Vox has published a short 5-minute video that tells the story of how early film stocks in photography were designed with light skin as the ideal skin standard, and therefore sometimes had problems rendering darker skins — especially in photos that showed both darker and lighter complexions.

One of the earliest color reference cards in the still photo industry featured a woman named Shirley. After that card became an industry standard, many color reference cards began to be known as “Shirley cards.” These cards generally showed a single white woman dressed in bright clothes, and color film chemistry at the time was designed with a bias towards light skin.


The bias towards skin with higher reflectivity meant that there were often exposure issues when shooting mixed-race photos.

“If you exposed film for a white kid, the black kid sitting next to him would be rendered invisible except for the whites of his eyes and teeth,” writes Adam Broomberg, who held an exhibition in 2013 on the subject of race bias in early color photography.
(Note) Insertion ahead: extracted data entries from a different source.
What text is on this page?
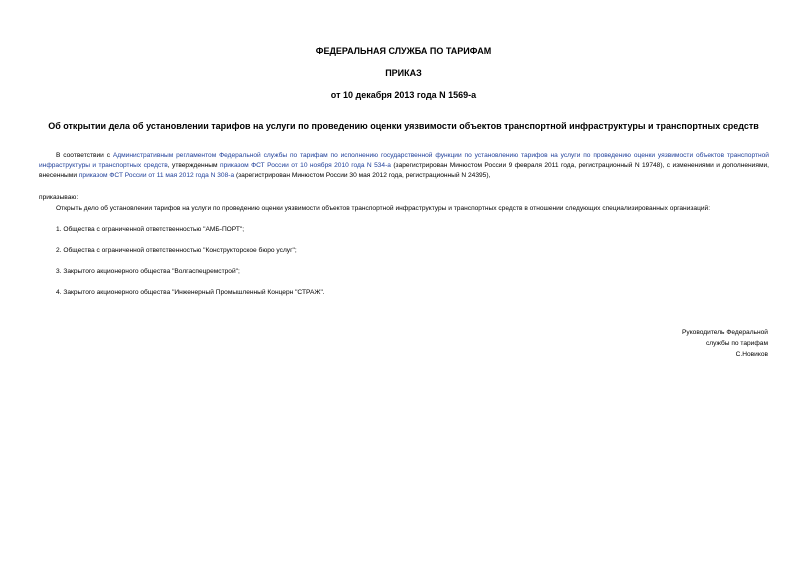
ФЕДЕРАЛЬНАЯ СЛУЖБА ПО ТАРИФАМ
ПРИКАЗ
от 10 декабря 2013 года N 1569-а
Об открытии дела об установлении тарифов на услуги по проведению оценки уязвимости объектов транспортной инфраструктуры и транспортных средств
В соответствии с Административным регламентом Федеральной службы по тарифам по исполнению государственной функции по установлению тарифов на услуги по проведению оценки уязвимости объектов транспортной инфраструктуры и транспортных средств, утвержденным приказом ФСТ России от 10 ноября 2010 года N 534-а (зарегистрирован Минюстом России 9 февраля 2011 года, регистрационный N 19748), с изменениями и дополнениями, внесенными приказом ФСТ России от 11 мая 2012 года N 308-а (зарегистрирован Минюстом России 30 мая 2012 года, регистрационный N 24395),
приказываю:
Открыть дело об установлении тарифов на услуги по проведению оценки уязвимости объектов транспортной инфраструктуры и транспортных средств в отношении следующих специализированных организаций:
1. Общества с ограниченной ответственностью "АМБ-ПОРТ";
2. Общества с ограниченной ответственностью "Конструкторское бюро услуг";
3. Закрытого акционерного общества "Волгаспецремстрой";
4. Закрытого акционерного общества "Инженерный Промышленный Концерн "СТРАЖ".
Руководитель Федеральной
службы по тарифам
С.Новиков
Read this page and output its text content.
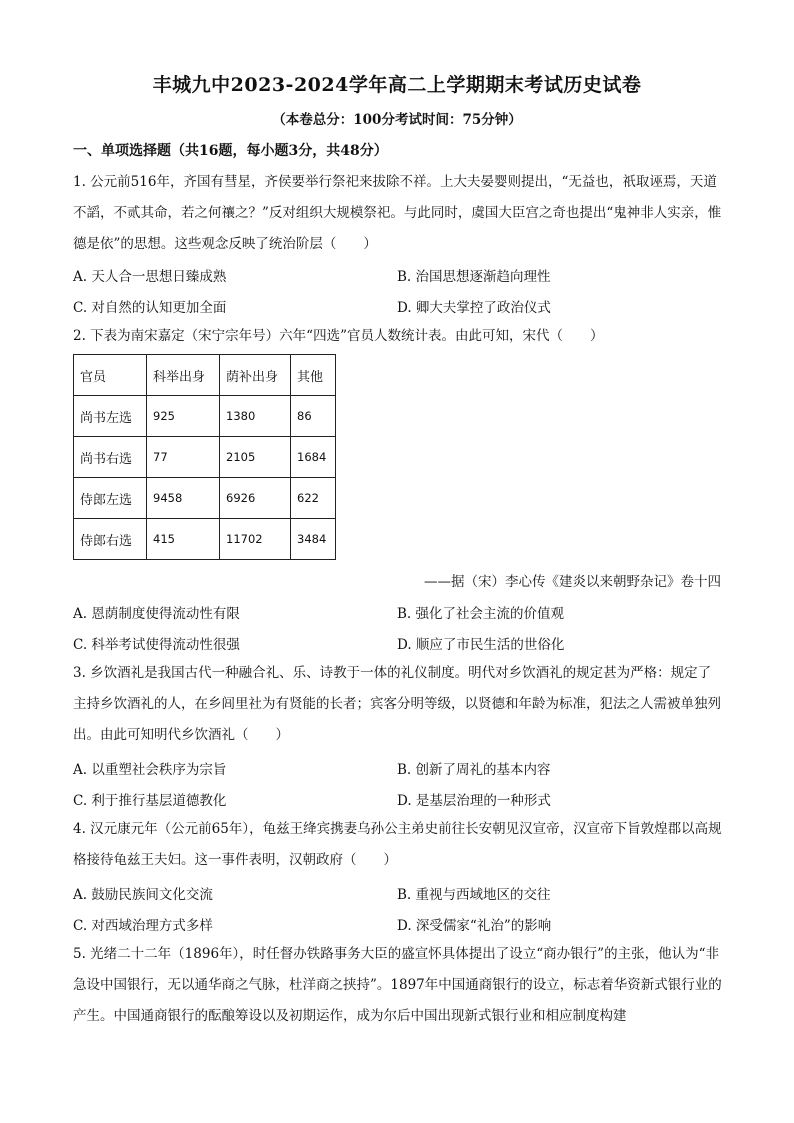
丰城九中2023-2024学年高二上学期期末考试历史试卷
（本卷总分：100分考试时间：75分钟）
一、单项选择题（共16题，每小题3分，共48分）
1. 公元前516年，齐国有彗星，齐侯要举行祭祀来拔除不祥。上大夫晏婴则提出，“无益也，祇取诬焉，天道不謟，不贰其命，若之何禳之？”反对组织大规模祭祀。与此同时，虞国大臣宫之奇也提出“鬼神非人实亲，惟德是依”的思想。这些观念反映了统治阶层（　　）
A. 天人合一思想日臻成熟	B. 治国思想逐渐趋向理性
C. 对自然的认知更加全面	D. 卿大夫掌控了政治仪式
2. 下表为南宋嘉定（宋宁宗年号）六年“四选”官员人数统计表。由此可知，宋代（　　）
官员	科举出身	荫补出身	其他
尚书左选	925	1380	86
尚书右选	77	2105	1684
侍郎左选	9458	6926	622
侍郎右选	415	11702	3484
——据（宋）李心传《建炎以来朝野杂记》卷十四
A. 恩荫制度使得流动性有限	B. 强化了社会主流的价值观
C. 科举考试使得流动性很强	D. 顺应了市民生活的世俗化
3. 乡饮酒礼是我国古代一种融合礼、乐、诗教于一体的礼仪制度。明代对乡饮酒礼的规定甚为严格：规定了主持乡饮酒礼的人，在乡闾里社为有贤能的长者；宾客分明等级，以贤德和年龄为标准，犯法之人需被单独列出。由此可知明代乡饮酒礼（　　）
A. 以重塑社会秩序为宗旨	B. 创新了周礼的基本内容
C. 利于推行基层道德教化	D. 是基层治理的一种形式
4. 汉元康元年（公元前65年），龟兹王绛宾携妻乌孙公主弟史前往长安朝见汉宣帝，汉宣帝下旨敦煌郡以高规格接待龟兹王夫妇。这一事件表明，汉朝政府（　　）
A. 鼓励民族间文化交流	B. 重视与西域地区的交往
C. 对西域治理方式多样	D. 深受儒家“礼治”的影响
5. 光绪二十二年（1896年），时任督办铁路事务大臣的盛宣怀具体提出了设立“商办银行”的主张，他认为“非急设中国银行，无以通华商之气脉，杜洋商之挟持”。1897年中国通商银行的设立，标志着华资新式银行业的产生。中国通商银行的酝酿筹设以及初期运作，成为尔后中国出现新式银行业和相应制度构建
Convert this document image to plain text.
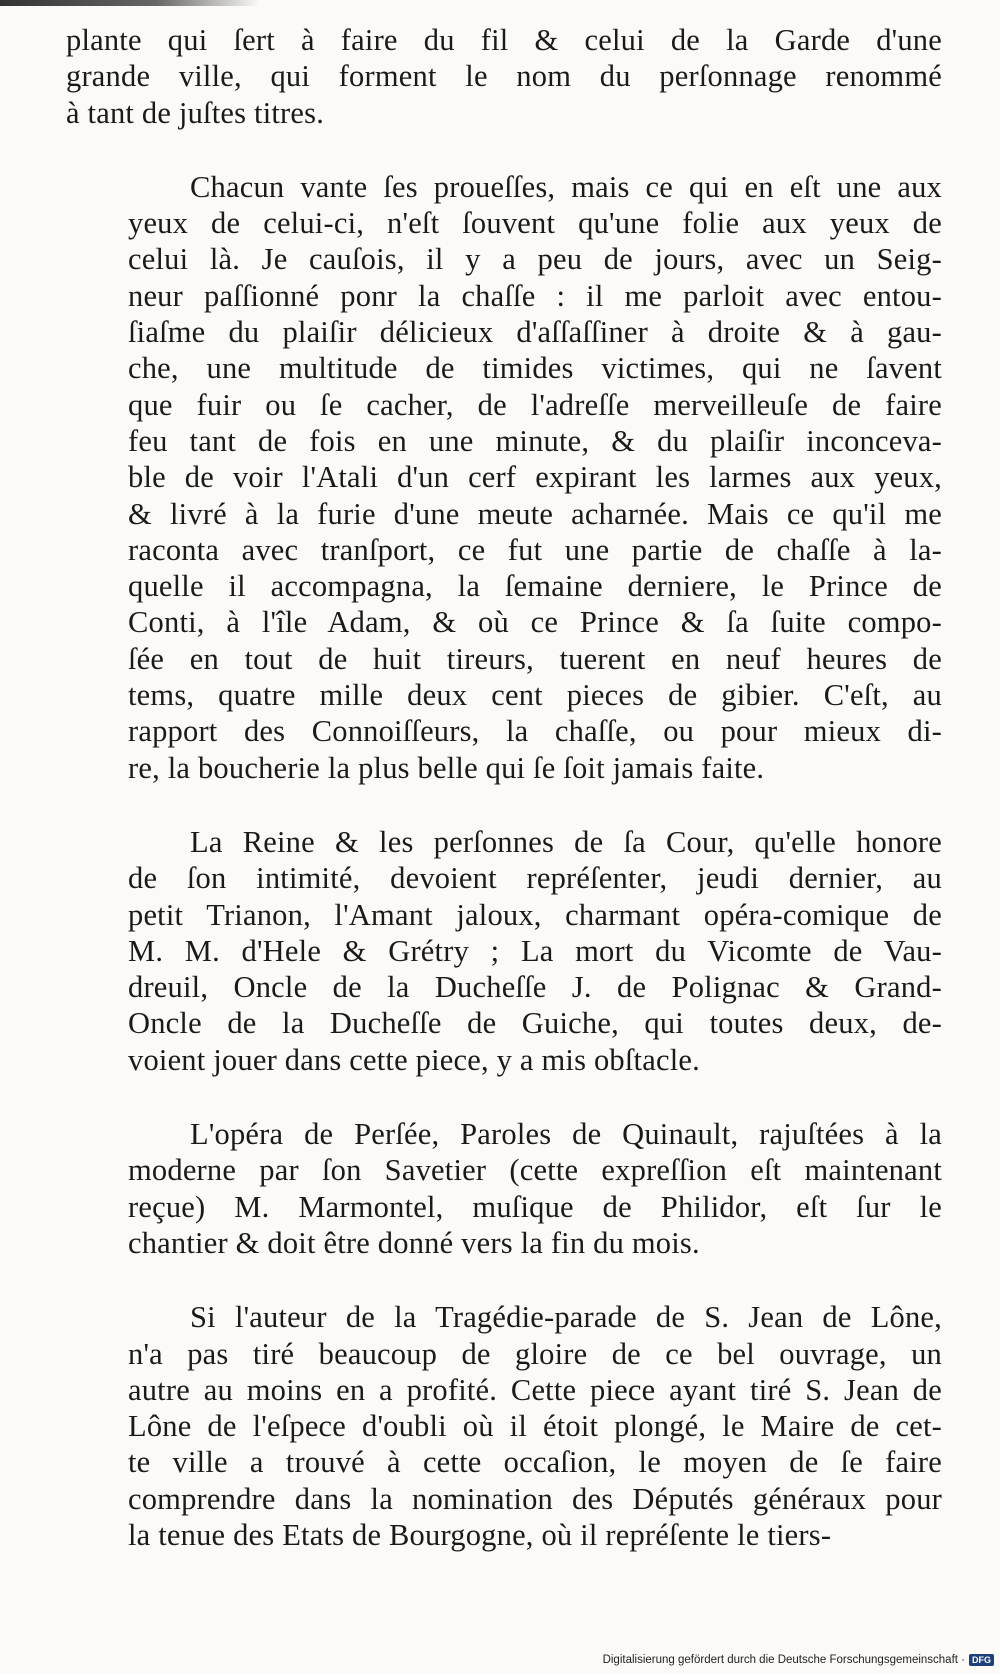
plante qui ſert à faire du fil & celui de la Garde d'une
grande ville, qui forment le nom du perſonnage renommé
à tant de juſtes titres.
Chacun vante ſes proueſſes, mais ce qui en eſt une aux
yeux de celui-ci, n'eſt ſouvent qu'une folie aux yeux de
celui là. Je cauſois, il y a peu de jours, avec un Seig-
neur paſſionné ponr la chaſſe : il me parloit avec entou-
ſiaſme du plaiſir délicieux d'aſſaſſiner à droite & à gau-
che, une multitude de timides victimes, qui ne ſavent
que fuir ou ſe cacher, de l'adreſſe merveilleuſe de faire
feu tant de fois en une minute, & du plaiſir inconceva-
ble de voir l'Atali d'un cerf expirant les larmes aux yeux,
& livré à la furie d'une meute acharnée. Mais ce qu'il me
raconta avec tranſport, ce fut une partie de chaſſe à la-
quelle il accompagna, la ſemaine derniere, le Prince de
Conti, à l'île Adam, & où ce Prince & ſa ſuite compo-
ſée en tout de huit tireurs, tuerent en neuf heures de
tems, quatre mille deux cent pieces de gibier. C'eſt, au
rapport des Connoiſſeurs, la chaſſe, ou pour mieux di-
re, la boucherie la plus belle qui ſe ſoit jamais faite.
La Reine & les perſonnes de ſa Cour, qu'elle honore
de ſon intimité, devoient repréſenter, jeudi dernier, au
petit Trianon, l'Amant jaloux, charmant opéra-comique de
M. M. d'Hele & Grétry ; La mort du Vicomte de Vau-
dreuil, Oncle de la Ducheſſe J. de Polignac & Grand-
Oncle de la Ducheſſe de Guiche, qui toutes deux, de-
voient jouer dans cette piece, y a mis obſtacle.
L'opéra de Perſée, Paroles de Quinault, rajuſtées à la
moderne par ſon Savetier (cette expreſſion eſt maintenant
reçue) M. Marmontel, muſique de Philidor, eſt ſur le
chantier & doit être donné vers la fin du mois.
Si l'auteur de la Tragédie-parade de S. Jean de Lône,
n'a pas tiré beaucoup de gloire de ce bel ouvrage, un
autre au moins en a profité. Cette piece ayant tiré S. Jean de
Lône de l'eſpece d'oubli où il étoit plongé, le Maire de cet-
te ville a trouvé à cette occaſion, le moyen de ſe faire
comprendre dans la nomination des Députés généraux pour
la tenue des Etats de Bourgogne, où il repréſente le tiers-
Digitalisierung gefördert durch die Deutsche Forschungsgemeinschaft · DFG
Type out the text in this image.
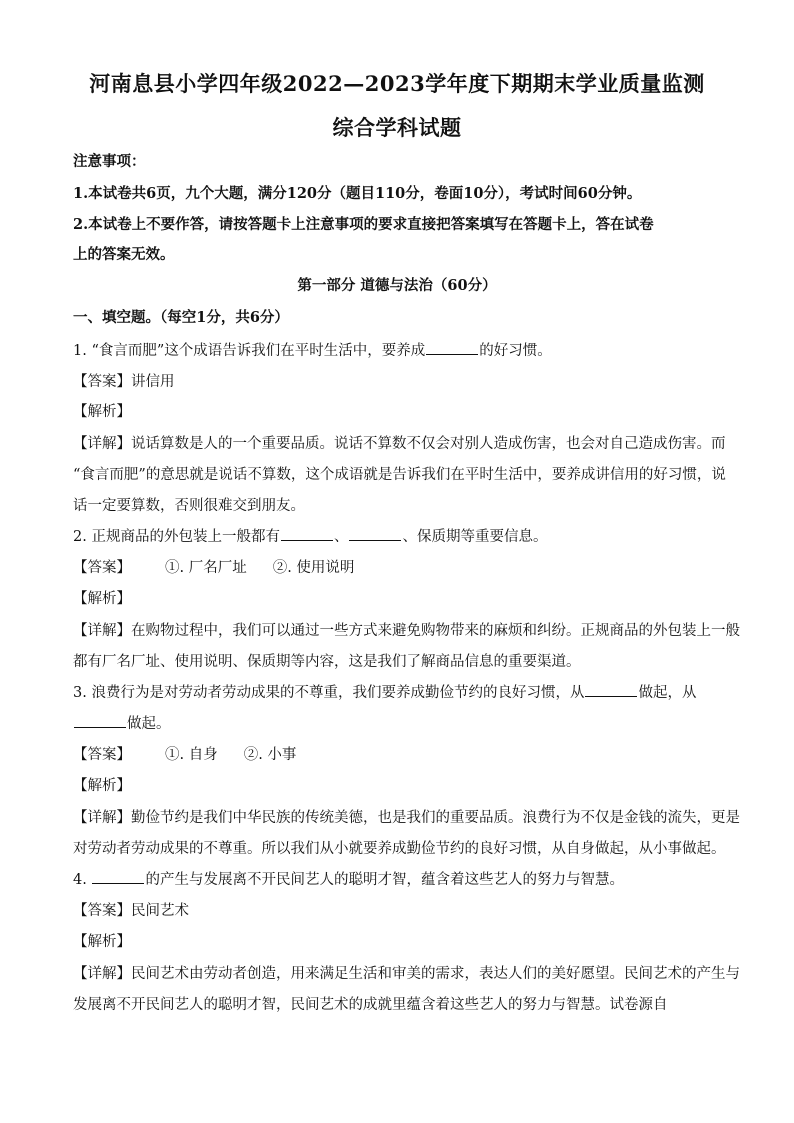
河南息县小学四年级2022—2023学年度下期期末学业质量监测
综合学科试题
注意事项：
1.本试卷共6页，九个大题，满分120分（题目110分，卷面10分），考试时间60分钟。
2.本试卷上不要作答，请按答题卡上注意事项的要求直接把答案填写在答题卡上，答在试卷
上的答案无效。
第一部分 道德与法治（60分）
一、填空题。（每空1分，共6分）
1. “食言而肥”这个成语告诉我们在平时生活中，要养成	的好习惯。
【答案】讲信用
【解析】
【详解】说话算数是人的一个重要品质。说话不算数不仅会对别人造成伤害，也会对自己造成伤害。而
“食言而肥”的意思就是说话不算数，这个成语就是告诉我们在平时生活中，要养成讲信用的好习惯，说
话一定要算数，否则很难交到朋友。
2. 正规商品的外包装上一般都有	、	、保质期等重要信息。
【答案】 ①. 厂名厂址 ②. 使用说明
【解析】
【详解】在购物过程中，我们可以通过一些方式来避免购物带来的麻烦和纠纷。正规商品的外包装上一般
都有厂名厂址、使用说明、保质期等内容，这是我们了解商品信息的重要渠道。
3. 浪费行为是对劳动者劳动成果的不尊重，我们要养成勤俭节约的良好习惯，从	做起，从
做起。
【答案】 ①. 自身 ②. 小事
【解析】
【详解】勤俭节约是我们中华民族的传统美德，也是我们的重要品质。浪费行为不仅是金钱的流失，更是
对劳动者劳动成果的不尊重。所以我们从小就要养成勤俭节约的良好习惯，从自身做起，从小事做起。
4.	的产生与发展离不开民间艺人的聪明才智，蕴含着这些艺人的努力与智慧。
【答案】民间艺术
【解析】
【详解】民间艺术由劳动者创造，用来满足生活和审美的需求，表达人们的美好愿望。民间艺术的产生与
发展离不开民间艺人的聪明才智，民间艺术的成就里蕴含着这些艺人的努力与智慧。试卷源自
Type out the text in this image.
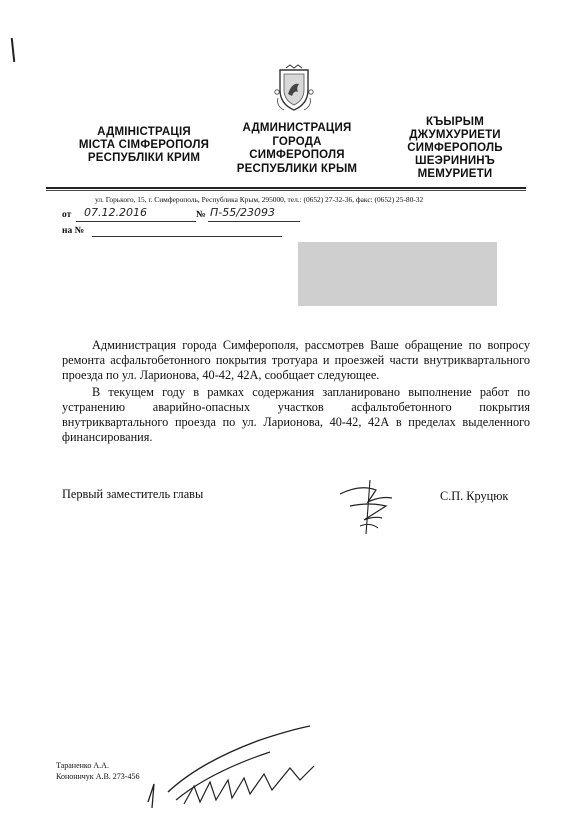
АДМІНІСТРАЦІЯ
МІСТА СІМФЕРОПОЛЯ
РЕСПУБЛІКИ КРИМ
АДМИНИСТРАЦИЯ
ГОРОДА
СИМФЕРОПОЛЯ
РЕСПУБЛИКИ КРЫМ
КЪЫРЫМ
ДЖУМХУРИЕТИ
СИМФЕРОПОЛЬ
ШЕЭРИНИНЪ
МЕМУРИЕТИ
ул. Горького, 15, г. Симферополь, Республика Крым, 295000, тел.: (0652) 27-32-36, факс: (0652) 25-80-32
от 07.12.2016	№ П-55/23093
на №

Администрация города Симферополя, рассмотрев Ваше обращение по вопросу ремонта асфальтобетонного покрытия тротуара и проезжей части внутриквартального проезда по ул. Ларионова, 40-42, 42А, сообщает следующее.

В текущем году в рамках содержания запланировано выполнение работ по устранению аварийно-опасных участков асфальтобетонного покрытия внутриквартального проезда по ул. Ларионова, 40-42, 42А в пределах выделенного финансирования.

Первый заместитель главы	С.П. Круцюк
Тараненко А.А.
Кононнчук А.В. 273-456
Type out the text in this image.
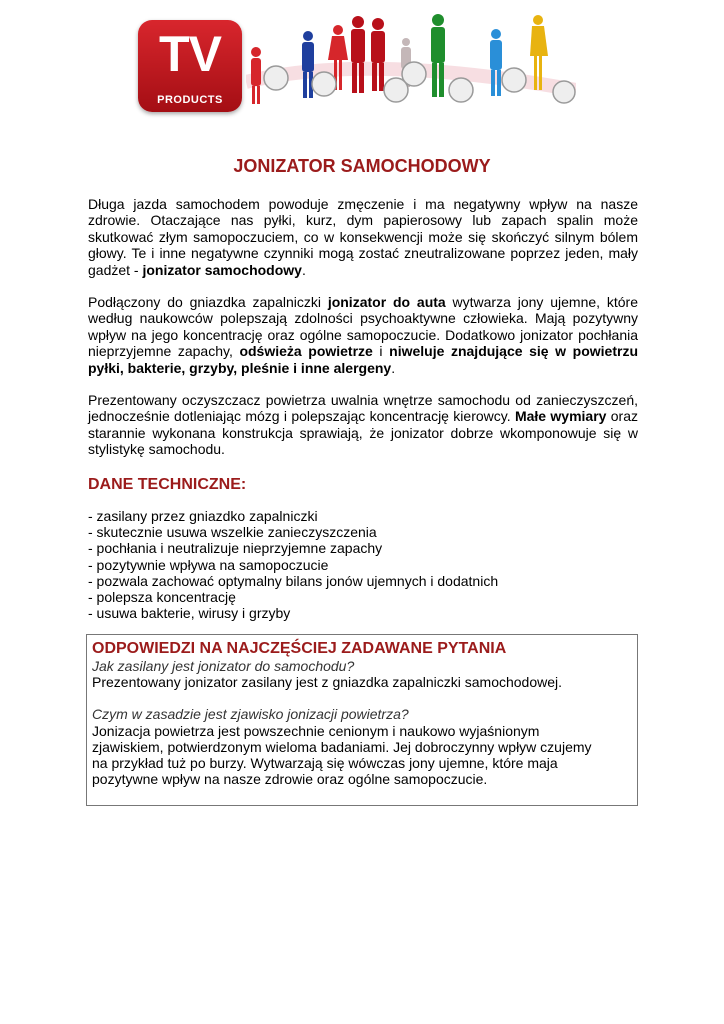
TV
PRODUCTS
JONIZATOR SAMOCHODOWY
Długa jazda samochodem powoduje zmęczenie i ma negatywny wpływ na nasze zdrowie. Otaczające nas pyłki, kurz, dym papierosowy lub zapach spalin może skutkować złym samopoczuciem, co w konsekwencji może się skończyć silnym bólem głowy. Te i inne negatywne czynniki mogą zostać zneutralizowane poprzez jeden, mały gadżet - jonizator samochodowy.
Podłączony do gniazdka zapalniczki jonizator do auta wytwarza jony ujemne, które według naukowców polepszają zdolności psychoaktywne człowieka. Mają pozytywny wpływ na jego koncentrację oraz ogólne samopoczucie. Dodatkowo jonizator pochłania nieprzyjemne zapachy, odświeża powietrze i niweluje znajdujące się w powietrzu pyłki, bakterie, grzyby, pleśnie i inne alergeny.
Prezentowany oczyszczacz powietrza uwalnia wnętrze samochodu od zanieczyszczeń, jednocześnie dotleniając mózg i polepszając koncentrację kierowcy. Małe wymiary oraz starannie wykonana konstrukcja sprawiają, że jonizator dobrze wkomponowuje się w stylistykę samochodu.
DANE TECHNICZNE:
- zasilany przez gniazdko zapalniczki
- skutecznie usuwa wszelkie zanieczyszczenia
- pochłania i neutralizuje nieprzyjemne zapachy
- pozytywnie wpływa na samopoczucie
- pozwala zachować optymalny bilans jonów ujemnych i dodatnich
- polepsza koncentrację
- usuwa bakterie, wirusy i grzyby
ODPOWIEDZI NA NAJCZĘŚCIEJ ZADAWANE PYTANIA
Jak zasilany jest jonizator do samochodu?
Prezentowany jonizator zasilany jest z gniazdka zapalniczki samochodowej.
Czym w zasadzie jest zjawisko jonizacji powietrza?
Jonizacja powietrza jest powszechnie cenionym i naukowo wyjaśnionym
zjawiskiem, potwierdzonym wieloma badaniami. Jej dobroczynny wpływ czujemy
na przykład tuż po burzy. Wytwarzają się wówczas jony ujemne, które maja
pozytywne wpływ na nasze zdrowie oraz ogólne samopoczucie.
Vox says that things started changing in the 1970s when wood furniture and chocolate makers began complaining that Kodak film wasn’t capturing the difference in wood grains and chocolate types. Around the same time, film, and TV industries also began becoming more diverse.

In 1995, Kodak introduced a new multi-racial skin color reference card that featured a Caucasian, Asian, and African woman with different skin and clothing colors.


Kodak also began advertising its films as being able to capture darker tones in low light.

“Today, color film and digital color sensors have a much broader dynamic range,” says Vox, “but the default toward lighter skin in technology still lingers.”